When it comes to shares of asset managers and trading platforms, analysts at Morgan Stanley prefer the discount brokers, forecasted to outperform the broader market amid a period of heightened volatility for global equities. 

Discount Brokers Have 'Less Market-Sensitive Exposure' 

In a note to clients on Wednesday, bulls at Morgan Stanley upgraded shares of TD Ameritrade (AMTD), naming it a "top pick" alongside peers E*Trade Financial (ETFC) and Charles Schwab (SCHW), as outlined by Barron's.

"The discount brokers offer more consistent earnings with greater visibility,” wrote Morgan Stanley. “We particularly like the e-brokers’ embedded countercyclical revenue streams, with less market-sensitive exposure than the rest of our coverage.”

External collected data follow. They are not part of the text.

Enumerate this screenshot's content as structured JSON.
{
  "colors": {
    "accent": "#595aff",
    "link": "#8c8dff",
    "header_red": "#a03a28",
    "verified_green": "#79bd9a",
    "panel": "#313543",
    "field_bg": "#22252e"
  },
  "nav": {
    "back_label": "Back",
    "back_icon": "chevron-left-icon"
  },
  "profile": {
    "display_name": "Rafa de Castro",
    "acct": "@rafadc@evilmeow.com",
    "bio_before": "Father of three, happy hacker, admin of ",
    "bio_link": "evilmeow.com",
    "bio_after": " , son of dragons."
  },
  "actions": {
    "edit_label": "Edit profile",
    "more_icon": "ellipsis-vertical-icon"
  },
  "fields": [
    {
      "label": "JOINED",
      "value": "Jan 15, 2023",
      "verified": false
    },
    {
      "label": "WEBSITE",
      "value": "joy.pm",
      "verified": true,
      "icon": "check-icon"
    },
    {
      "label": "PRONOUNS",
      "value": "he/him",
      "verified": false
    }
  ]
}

Analysts highlighted three key drivers of growth for the low-cost trading platforms, including "healthy asset and account growth," boosted by a trend toward independent advice and low-cost trading. As Millennials grow their wealth and look to invest in the market, many are choosing from a handful of low-cost or zero fee platforms, placing less value on whether a provider has a well-established name. Secondly, Morgan Stanley pointed to rising interest rates as a tailwind, viewed as boosting the broader financial sector following a period of low interest rates. Discount platforms may also benefit from the potential growth of account and trading commissions in volatile markets, wrote Morgan Stanley. 

Analysts Forecast Stock Gains of 25% or More

The investment firm expects these factors to drive a 13% EPS growth for the discount brokers, rating all three stocks at outperform. 

As for TD Ameritrade, analysts expect the stock to gain 26% over 12 months to reach $65, citing a "compelling valuation, with the stock trading at around 11 times for a double-digit earnings per share grower." 

Morgan Stanley views the market as "overlooking double-digit earnings per share growth and a more defensive earnings profile" for E*Trade, which they write "offers greater certainty and visibility in a choppy backdrop." The firm's 12-month price forecast at $66 for E*Trade implies an over 25% upside from current levels. 

Schwab's "capital return potential, expense management upside and sustainability of strong organic growth" should boost shares by 27% to reach $60, according to the bulls. 

Meanwhile, the analysts downgraded Apollo Global Management (APO) and Carlyle Group (CG).